Meinungen sind frei. Philosophie und Kunst mögen sie beurteilen, verurteilen darf man sie nie. Ganz persönlicher Art, stehen sie unter keinem Gesetze und übertreten kein Gesetz, wohin sie auch schweifen. Gesinnungen aber stehen unter dem Gesetze der Sittlichkeit und werden gerichtet. Nicht was Goethe meint, wie er gesinnt ist, zeigt der Diwan.
Mahomet hat beteuert: er wäre Prophet und kein Poet. Goethe will nun den Unterschied zwischen Propheten und Poeten näher andeuten und sagt: »Der Poet vergeudet die ihm verliehene Gabe im Genuß, um Genuß hervorzubringen, Ehre durch das Hervorgebrachte zu erlangen; allenfalls ein bequemes Leben. Alle übrigen Zwecke versäumt er ... Der Prophet hingegen sieht nur auf einen einzigen bestimmten Zweck ... Irgend eine Lehre will er verkünden. Hierzu bedarf es nur, daß die Welt glaube, er muß also eintönig werden und bleiben.« – Nein – den Propheten und den Poeten unterscheidet nur ein Wort. Für den Poeten gibt es keine Zukunft, denn[1209] ihm ist alles gegenwärtig; für den Propheten gibt es keine Gegenwart, denn sie ist ihm die Hülle der Zukunft. Beide lehren, beide sind eintönig; doch eintönig nur, wie der gleiche Himmel sich über alle irdische Mannigfaltigkeit verbreitet. Man kann im gleichen Tone verschiedene Melodien spielen. Der Prophet zeigt seinen Gott überall, die Kunst die Einheit in der Mehrheit. Wehe dem Dichter, der nicht wie der Prophet Glauben sucht und findet; dreifach wehe ihm, wenn er nur Genüsse erstrebt und gibt, und um schnöden Beifall und um schnödern Gewinst des Himmels heilige Gunst vermäkelt!

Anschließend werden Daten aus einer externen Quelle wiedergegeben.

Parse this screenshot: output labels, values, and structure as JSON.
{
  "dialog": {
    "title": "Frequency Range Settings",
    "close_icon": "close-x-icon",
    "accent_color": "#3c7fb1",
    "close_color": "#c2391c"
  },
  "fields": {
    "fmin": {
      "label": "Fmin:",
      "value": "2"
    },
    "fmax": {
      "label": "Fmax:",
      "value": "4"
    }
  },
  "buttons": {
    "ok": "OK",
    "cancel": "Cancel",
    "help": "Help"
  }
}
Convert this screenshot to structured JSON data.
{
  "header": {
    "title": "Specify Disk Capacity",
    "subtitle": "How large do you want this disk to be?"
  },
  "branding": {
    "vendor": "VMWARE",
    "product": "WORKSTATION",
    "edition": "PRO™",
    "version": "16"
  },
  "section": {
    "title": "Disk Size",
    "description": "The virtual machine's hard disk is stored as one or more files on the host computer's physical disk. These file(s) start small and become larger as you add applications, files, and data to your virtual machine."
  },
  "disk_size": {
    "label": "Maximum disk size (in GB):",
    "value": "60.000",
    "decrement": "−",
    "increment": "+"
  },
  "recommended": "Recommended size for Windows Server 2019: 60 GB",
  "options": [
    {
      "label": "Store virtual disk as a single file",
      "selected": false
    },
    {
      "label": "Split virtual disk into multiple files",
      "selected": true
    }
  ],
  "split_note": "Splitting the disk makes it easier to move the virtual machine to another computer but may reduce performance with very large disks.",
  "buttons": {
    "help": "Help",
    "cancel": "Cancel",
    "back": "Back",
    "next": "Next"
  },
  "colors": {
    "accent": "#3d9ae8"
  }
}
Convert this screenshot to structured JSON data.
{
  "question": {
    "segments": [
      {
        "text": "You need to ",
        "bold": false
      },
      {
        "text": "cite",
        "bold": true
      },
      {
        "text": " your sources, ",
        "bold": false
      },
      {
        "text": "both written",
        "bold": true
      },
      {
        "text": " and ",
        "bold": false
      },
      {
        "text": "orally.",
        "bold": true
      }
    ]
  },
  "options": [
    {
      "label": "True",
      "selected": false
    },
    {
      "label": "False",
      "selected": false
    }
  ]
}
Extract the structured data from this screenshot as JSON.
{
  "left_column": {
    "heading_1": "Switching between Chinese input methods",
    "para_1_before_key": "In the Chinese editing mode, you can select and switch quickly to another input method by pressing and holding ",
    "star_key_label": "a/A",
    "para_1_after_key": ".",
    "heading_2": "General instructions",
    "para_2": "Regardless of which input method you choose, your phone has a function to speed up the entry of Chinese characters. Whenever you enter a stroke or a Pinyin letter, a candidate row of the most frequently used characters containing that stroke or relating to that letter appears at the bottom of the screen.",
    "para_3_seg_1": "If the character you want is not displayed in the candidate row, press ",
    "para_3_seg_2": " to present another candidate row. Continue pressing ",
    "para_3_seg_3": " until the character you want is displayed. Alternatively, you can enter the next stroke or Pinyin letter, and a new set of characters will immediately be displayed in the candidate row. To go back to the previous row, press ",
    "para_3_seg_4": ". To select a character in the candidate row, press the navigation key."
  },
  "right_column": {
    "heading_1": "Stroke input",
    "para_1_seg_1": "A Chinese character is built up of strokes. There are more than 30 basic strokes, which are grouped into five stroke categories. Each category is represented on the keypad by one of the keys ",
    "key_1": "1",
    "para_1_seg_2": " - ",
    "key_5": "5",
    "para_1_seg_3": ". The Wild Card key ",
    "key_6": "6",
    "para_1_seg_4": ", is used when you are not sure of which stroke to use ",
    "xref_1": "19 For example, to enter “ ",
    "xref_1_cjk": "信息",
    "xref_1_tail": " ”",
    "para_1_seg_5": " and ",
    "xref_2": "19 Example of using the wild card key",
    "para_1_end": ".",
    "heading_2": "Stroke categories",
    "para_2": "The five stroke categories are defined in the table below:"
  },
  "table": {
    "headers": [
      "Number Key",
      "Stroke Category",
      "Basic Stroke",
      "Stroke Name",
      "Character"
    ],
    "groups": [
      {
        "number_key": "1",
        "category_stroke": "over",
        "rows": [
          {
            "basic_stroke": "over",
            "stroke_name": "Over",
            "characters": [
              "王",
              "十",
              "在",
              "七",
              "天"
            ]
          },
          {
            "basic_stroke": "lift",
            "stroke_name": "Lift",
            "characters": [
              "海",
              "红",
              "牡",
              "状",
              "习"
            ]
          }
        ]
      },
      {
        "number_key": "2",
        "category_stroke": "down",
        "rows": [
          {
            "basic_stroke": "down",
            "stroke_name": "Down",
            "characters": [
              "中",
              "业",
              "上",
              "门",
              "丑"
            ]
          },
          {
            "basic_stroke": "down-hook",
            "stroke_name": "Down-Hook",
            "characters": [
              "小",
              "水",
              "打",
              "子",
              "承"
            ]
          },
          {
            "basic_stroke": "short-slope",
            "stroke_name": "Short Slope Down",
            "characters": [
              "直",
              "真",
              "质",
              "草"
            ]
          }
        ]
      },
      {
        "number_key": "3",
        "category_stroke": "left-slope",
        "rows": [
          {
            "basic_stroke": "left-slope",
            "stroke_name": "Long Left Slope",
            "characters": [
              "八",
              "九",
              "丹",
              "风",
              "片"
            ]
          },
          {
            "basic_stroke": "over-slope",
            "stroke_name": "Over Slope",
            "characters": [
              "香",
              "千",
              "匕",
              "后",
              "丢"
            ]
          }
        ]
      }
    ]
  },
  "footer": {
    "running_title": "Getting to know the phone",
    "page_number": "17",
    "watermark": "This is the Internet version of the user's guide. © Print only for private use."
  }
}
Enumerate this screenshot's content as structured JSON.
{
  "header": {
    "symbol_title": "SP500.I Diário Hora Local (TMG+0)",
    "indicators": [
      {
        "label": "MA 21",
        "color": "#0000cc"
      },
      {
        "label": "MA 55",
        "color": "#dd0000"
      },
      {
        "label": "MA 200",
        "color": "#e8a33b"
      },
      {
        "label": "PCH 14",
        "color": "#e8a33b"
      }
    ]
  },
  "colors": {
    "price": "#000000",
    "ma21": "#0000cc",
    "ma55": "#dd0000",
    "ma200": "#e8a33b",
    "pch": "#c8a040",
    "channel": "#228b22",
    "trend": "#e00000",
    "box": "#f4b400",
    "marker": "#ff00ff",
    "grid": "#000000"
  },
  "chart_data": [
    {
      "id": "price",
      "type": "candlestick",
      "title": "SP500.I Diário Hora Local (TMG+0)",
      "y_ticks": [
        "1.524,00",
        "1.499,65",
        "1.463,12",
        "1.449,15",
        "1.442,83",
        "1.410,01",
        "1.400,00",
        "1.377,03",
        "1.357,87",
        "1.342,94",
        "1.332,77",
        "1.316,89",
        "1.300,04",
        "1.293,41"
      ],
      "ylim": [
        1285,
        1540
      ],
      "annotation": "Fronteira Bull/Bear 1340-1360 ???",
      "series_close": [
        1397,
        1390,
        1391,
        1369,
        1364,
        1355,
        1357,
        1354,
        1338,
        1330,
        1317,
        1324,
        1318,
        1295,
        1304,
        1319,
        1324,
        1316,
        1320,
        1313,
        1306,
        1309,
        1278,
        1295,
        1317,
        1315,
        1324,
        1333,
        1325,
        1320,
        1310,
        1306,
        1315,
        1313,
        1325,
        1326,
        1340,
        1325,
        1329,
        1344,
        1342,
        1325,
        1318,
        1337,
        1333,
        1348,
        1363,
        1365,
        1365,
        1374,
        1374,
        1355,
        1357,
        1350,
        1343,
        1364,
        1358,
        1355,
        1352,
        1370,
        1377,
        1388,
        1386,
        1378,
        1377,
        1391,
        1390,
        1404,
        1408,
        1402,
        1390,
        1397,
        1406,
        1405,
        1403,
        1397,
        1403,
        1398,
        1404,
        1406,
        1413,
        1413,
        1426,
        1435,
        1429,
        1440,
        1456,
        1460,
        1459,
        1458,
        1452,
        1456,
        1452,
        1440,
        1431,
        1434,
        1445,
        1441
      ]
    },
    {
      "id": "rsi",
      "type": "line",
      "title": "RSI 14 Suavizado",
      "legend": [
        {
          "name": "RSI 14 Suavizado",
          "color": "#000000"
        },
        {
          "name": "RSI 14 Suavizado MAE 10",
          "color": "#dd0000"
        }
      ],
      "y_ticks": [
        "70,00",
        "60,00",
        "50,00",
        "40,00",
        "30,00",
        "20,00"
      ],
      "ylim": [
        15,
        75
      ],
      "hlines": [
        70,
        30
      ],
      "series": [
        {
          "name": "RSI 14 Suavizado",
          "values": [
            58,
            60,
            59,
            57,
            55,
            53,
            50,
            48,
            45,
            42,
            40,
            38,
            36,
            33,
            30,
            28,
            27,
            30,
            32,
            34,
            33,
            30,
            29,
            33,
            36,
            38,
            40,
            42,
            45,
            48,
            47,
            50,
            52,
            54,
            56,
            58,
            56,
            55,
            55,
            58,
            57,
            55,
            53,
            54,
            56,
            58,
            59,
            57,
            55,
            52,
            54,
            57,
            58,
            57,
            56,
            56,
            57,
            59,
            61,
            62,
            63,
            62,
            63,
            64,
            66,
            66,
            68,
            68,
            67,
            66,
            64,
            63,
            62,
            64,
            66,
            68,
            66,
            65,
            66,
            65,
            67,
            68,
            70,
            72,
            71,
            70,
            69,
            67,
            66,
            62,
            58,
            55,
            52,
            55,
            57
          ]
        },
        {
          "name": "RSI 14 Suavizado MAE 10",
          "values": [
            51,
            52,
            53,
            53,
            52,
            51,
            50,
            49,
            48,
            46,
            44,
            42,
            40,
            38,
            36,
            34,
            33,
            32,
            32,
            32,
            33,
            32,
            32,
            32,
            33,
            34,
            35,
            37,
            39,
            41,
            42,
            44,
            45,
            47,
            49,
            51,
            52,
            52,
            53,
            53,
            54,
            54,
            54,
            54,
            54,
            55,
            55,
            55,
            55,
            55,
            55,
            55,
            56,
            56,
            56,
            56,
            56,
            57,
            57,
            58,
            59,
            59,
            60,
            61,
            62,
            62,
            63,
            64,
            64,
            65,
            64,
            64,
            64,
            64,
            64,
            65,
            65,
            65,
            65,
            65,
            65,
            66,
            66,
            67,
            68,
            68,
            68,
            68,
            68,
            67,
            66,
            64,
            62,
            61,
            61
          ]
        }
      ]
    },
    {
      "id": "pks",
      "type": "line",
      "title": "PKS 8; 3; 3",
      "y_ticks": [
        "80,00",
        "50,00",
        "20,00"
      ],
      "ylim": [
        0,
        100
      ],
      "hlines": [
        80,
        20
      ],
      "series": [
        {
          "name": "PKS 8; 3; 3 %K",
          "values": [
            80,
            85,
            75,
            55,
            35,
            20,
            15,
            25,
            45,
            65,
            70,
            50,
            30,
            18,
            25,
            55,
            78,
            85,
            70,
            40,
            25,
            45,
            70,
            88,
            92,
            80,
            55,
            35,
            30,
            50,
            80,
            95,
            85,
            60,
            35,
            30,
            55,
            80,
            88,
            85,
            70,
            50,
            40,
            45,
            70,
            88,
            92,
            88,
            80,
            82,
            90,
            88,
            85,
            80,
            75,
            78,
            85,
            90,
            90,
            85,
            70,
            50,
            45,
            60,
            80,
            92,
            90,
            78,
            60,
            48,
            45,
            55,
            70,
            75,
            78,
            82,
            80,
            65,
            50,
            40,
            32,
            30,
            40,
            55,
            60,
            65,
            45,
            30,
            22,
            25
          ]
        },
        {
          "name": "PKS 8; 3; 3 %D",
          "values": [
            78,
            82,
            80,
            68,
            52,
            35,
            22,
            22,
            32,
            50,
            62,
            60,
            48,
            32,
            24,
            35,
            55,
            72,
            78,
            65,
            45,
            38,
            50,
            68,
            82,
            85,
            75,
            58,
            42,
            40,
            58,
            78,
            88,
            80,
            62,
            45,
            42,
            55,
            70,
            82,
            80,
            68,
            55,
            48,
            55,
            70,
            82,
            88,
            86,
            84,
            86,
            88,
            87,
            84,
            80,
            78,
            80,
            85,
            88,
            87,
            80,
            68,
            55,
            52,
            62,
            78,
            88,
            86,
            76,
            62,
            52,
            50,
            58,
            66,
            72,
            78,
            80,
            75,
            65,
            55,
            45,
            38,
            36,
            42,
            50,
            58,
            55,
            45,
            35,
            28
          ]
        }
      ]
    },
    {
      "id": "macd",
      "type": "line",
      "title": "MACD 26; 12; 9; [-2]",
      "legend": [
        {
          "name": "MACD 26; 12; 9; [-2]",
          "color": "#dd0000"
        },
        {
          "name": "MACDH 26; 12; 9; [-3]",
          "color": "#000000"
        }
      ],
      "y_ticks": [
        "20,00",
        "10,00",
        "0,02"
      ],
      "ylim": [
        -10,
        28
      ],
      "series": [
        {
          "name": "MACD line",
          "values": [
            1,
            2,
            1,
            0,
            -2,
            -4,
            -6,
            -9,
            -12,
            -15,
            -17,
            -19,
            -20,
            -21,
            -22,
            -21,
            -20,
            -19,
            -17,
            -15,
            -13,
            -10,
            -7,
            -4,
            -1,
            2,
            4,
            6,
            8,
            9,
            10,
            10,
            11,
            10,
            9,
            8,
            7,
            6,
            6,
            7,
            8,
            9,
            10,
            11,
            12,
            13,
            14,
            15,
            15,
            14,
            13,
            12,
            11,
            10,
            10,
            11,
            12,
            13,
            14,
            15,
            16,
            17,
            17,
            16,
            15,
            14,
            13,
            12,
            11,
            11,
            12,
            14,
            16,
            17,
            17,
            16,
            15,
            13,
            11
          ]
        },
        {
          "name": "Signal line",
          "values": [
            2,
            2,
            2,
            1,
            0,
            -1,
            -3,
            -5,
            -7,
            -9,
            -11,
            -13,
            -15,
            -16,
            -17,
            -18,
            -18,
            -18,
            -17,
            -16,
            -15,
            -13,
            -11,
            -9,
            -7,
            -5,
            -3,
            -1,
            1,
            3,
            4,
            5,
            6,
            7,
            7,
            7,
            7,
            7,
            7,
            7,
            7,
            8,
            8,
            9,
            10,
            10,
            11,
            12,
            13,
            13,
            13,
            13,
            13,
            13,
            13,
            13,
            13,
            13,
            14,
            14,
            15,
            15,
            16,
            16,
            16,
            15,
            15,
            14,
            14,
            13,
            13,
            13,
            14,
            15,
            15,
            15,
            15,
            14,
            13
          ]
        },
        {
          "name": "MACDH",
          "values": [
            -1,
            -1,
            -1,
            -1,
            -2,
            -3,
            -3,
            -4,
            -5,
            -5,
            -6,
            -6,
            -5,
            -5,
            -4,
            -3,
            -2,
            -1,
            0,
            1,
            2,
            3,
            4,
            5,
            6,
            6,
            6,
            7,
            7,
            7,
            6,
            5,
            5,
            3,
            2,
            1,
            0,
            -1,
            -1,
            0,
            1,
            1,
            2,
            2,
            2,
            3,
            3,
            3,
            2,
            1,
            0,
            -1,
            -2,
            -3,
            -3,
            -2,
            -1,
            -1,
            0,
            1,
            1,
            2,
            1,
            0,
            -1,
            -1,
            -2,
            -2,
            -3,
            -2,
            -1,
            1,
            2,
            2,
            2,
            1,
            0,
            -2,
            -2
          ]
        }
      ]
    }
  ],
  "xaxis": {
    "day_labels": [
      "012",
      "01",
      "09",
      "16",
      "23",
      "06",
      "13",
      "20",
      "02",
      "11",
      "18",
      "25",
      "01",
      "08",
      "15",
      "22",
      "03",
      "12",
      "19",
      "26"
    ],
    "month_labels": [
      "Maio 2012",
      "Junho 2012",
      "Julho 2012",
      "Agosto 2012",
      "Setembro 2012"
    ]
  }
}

Mit der seeleninnigsten Behaglichkeit preist Goethe in seinem Diwan die Despotie. Kein Liebchen im Leben und im Gedichte war ihm je so wert als diese stolze Schöne, die ihre Verächter in eisernen, ihre Verehrer in goldenen Ketten nach sich schleppt und sich feilbietende Menschenwürde mit nichts als einer dummen Farbe bezahlt. Wer noch sonst als der einzige deutsche Goethe war je so schamlos, das Knechtische in der Natur des Menschen zu verherrlichen und nackt zu zeigen, was ein edler Mensch mit Trauer bedeckt? Tyrannen hat schon mancher Dichter geschmeichelt, der Tyrannei noch keiner.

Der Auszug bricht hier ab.